- Genre: Variety show
- Starring: Oriental Radio; Rika Adachi; Rina Ikoma;
- Country of origin: Japan
- Original language: Japanese

Production
- Running time: 30 minutes

Original release
- Network: TV Tokyo
- Release: April 4, 2014 – March 30, 2019

= Special research police JUMPolice =

Special research police JUMPolice (特捜警察ジャンポリス, Tokusō Keisatsu JANporisu) is a Japanese TV program which began airing on April 4, 2014. This is a variety show which features Weekly Shōnen Jump, V Jump, Jump Square, Saikyō Jump and their anime and games. JUMPolice is short for Jump Under Mission Police.

==Characters==
- Oriental Radio
- Atsuhiko Nakata - He is the boss of the JUMPolice
- Shingo Fujimori - He is his assistant
- Rika Adachi - She is checker.
- Rina Ikoma - She is the leader of researchers.
- Yui Ito - She is researcher. She tells the next issue of the magazines.
- Takashi Kondo and Ryoko Shintani- narrators
- Pororisu-kun - He is mascot character voiced by Ryoko Shintani.

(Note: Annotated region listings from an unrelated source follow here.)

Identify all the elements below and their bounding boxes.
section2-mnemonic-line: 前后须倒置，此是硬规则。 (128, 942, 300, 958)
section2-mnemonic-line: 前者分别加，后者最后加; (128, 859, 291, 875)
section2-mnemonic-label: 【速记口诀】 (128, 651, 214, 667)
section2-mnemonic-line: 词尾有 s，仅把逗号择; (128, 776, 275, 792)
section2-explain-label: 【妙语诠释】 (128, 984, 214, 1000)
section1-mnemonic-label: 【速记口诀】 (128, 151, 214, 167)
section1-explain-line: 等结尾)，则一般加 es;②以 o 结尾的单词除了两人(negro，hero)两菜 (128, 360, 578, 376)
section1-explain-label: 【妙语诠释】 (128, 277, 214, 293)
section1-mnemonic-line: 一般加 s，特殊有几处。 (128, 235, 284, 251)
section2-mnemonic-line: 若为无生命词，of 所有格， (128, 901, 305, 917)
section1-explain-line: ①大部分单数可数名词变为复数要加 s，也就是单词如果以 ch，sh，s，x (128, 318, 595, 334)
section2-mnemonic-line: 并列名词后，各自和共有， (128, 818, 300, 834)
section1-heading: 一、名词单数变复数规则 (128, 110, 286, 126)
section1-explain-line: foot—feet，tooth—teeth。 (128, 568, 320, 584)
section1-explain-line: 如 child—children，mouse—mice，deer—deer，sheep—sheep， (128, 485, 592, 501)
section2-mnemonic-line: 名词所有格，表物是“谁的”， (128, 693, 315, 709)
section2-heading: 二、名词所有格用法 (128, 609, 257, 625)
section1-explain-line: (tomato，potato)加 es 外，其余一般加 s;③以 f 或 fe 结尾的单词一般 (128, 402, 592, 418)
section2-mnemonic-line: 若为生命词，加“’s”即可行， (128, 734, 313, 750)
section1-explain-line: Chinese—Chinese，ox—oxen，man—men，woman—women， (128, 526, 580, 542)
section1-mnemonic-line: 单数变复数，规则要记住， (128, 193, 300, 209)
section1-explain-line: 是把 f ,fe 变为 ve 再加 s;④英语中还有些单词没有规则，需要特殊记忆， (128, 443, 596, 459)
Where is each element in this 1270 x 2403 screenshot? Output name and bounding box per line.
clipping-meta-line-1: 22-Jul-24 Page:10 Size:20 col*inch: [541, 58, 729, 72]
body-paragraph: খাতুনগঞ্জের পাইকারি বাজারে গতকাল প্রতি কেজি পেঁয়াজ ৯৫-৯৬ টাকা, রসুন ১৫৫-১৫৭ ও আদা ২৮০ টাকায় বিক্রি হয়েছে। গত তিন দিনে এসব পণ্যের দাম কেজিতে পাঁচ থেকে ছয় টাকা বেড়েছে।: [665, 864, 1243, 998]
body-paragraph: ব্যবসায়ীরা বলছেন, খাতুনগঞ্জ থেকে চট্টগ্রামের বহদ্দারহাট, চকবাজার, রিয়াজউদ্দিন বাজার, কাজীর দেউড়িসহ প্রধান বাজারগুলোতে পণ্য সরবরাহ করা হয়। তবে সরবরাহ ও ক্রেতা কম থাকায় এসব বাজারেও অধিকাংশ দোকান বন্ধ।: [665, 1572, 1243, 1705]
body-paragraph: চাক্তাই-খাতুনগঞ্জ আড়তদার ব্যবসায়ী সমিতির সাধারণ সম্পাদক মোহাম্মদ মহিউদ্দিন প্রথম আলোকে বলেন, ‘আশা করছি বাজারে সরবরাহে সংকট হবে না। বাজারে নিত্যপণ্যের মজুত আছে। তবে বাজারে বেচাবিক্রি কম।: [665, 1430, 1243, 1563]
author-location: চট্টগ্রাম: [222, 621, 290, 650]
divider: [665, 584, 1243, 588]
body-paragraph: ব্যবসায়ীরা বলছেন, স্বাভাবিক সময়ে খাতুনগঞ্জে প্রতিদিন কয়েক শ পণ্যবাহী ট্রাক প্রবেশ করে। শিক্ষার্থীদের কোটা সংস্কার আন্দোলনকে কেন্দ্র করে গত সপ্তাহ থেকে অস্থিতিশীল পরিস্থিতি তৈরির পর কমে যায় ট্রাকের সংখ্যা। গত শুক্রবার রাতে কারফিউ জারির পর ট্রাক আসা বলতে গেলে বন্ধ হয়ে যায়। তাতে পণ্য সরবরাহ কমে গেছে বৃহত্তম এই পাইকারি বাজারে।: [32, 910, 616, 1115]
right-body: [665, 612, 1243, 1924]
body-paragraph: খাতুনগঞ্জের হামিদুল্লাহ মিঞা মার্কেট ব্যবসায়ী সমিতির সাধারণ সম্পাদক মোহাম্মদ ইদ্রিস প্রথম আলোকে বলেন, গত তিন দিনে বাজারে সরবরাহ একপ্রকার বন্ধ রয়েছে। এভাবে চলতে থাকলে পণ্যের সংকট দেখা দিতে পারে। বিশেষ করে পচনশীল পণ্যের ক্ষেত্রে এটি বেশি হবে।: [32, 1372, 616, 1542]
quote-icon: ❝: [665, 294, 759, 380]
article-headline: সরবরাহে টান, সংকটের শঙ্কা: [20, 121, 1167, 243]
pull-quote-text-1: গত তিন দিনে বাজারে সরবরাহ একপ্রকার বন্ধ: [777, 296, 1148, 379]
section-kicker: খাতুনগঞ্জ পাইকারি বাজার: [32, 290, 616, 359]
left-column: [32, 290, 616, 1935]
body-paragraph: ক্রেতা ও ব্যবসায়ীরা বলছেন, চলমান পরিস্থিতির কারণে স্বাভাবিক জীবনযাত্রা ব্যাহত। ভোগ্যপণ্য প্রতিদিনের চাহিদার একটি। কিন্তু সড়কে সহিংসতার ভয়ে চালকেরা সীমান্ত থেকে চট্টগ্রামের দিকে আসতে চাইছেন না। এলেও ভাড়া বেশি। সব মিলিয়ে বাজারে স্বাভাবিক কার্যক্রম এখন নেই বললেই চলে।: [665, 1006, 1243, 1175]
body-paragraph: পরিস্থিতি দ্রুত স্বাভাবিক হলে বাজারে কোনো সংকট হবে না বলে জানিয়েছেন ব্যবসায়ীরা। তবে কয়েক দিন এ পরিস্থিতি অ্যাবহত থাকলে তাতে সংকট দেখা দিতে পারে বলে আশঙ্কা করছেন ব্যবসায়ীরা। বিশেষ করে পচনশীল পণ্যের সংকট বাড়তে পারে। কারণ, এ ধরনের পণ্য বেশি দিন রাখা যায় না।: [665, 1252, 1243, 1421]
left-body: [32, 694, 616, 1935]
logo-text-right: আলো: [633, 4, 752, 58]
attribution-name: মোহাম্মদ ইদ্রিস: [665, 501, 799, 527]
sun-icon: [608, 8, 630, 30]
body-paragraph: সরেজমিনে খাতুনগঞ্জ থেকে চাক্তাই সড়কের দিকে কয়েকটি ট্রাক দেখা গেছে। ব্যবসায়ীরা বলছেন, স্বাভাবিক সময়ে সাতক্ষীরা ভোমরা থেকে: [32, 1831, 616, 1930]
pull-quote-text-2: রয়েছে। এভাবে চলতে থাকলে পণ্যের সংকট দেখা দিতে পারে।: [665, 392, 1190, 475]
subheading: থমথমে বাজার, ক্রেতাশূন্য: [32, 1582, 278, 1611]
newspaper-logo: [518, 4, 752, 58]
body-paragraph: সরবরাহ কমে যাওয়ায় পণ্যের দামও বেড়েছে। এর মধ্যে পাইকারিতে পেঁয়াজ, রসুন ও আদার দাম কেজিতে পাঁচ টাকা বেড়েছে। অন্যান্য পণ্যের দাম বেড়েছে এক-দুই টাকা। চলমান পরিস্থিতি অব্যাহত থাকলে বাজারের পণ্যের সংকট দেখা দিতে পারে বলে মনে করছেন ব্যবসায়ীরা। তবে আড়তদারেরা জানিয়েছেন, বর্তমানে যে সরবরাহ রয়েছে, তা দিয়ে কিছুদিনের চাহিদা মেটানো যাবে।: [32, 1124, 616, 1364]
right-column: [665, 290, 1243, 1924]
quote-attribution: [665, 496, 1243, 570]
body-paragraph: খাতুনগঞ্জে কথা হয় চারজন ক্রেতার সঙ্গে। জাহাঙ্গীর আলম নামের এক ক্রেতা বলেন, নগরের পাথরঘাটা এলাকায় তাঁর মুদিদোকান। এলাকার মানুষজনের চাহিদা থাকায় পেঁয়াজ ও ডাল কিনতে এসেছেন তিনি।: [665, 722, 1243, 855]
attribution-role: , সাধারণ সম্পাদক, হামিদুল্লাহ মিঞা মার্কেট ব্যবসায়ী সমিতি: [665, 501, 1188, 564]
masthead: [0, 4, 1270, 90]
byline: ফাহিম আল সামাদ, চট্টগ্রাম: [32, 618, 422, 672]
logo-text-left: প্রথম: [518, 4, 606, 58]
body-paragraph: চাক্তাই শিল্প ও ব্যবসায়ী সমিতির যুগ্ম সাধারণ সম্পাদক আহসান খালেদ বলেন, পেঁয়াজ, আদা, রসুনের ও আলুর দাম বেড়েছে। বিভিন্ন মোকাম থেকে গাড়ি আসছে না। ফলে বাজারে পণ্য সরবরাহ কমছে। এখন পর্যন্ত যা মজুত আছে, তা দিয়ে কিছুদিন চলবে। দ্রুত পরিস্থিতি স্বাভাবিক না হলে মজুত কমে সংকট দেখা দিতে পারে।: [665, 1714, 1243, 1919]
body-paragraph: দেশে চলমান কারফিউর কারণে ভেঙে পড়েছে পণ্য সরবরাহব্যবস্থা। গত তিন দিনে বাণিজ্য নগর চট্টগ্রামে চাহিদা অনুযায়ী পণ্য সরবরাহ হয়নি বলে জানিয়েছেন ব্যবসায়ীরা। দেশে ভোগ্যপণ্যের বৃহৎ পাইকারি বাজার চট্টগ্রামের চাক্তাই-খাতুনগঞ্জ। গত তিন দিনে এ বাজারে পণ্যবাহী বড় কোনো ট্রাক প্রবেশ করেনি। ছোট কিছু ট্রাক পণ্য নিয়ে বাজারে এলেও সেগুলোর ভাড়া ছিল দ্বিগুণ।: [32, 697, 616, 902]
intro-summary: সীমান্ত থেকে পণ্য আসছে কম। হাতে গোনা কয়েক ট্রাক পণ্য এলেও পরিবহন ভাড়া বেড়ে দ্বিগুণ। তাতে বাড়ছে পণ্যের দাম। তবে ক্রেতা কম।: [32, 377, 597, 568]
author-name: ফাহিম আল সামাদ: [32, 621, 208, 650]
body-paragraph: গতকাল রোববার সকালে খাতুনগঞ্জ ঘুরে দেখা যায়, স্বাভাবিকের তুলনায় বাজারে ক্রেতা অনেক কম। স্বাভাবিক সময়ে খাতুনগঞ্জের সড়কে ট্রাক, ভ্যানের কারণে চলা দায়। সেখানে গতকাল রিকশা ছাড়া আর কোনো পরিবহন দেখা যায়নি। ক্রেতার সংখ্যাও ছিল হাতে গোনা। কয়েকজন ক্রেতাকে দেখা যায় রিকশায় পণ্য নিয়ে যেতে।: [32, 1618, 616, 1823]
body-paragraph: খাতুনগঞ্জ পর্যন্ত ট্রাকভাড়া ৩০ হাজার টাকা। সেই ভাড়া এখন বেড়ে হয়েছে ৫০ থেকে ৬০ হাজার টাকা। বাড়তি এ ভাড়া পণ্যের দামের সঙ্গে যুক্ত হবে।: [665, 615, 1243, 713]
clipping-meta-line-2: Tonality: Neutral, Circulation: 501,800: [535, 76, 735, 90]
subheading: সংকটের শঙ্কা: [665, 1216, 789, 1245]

===JUMPolice investigators===
All of them are members of Nogizaka46.
- Yumi Wakatsuki
- Kazumi Takayama
- Sayuri Matsumura
- Manatsu Akimoto
- Yūri Saitō
- Reika Sakurai

==Main corner==
- Kochikame short trip
Masao Inuduka dresses as Kankichi Ryotsu, and travels around Kameari and Ueno, Asakusa and so on. Nataria dresses as Reiko, and Gregory dresses as Nakagawa, Fujimori dresses as Ohara, Tonikaku akarui yasumura dresses as kaipan deka.
- Here comes Osamurai-chan!
Osamurai-chan travels around Japan to look for Yu-Gi-Oh! cards.
- Informacial
Yui Ito talks about coming issues of the magazines. This corner is a commercial for Shueisha.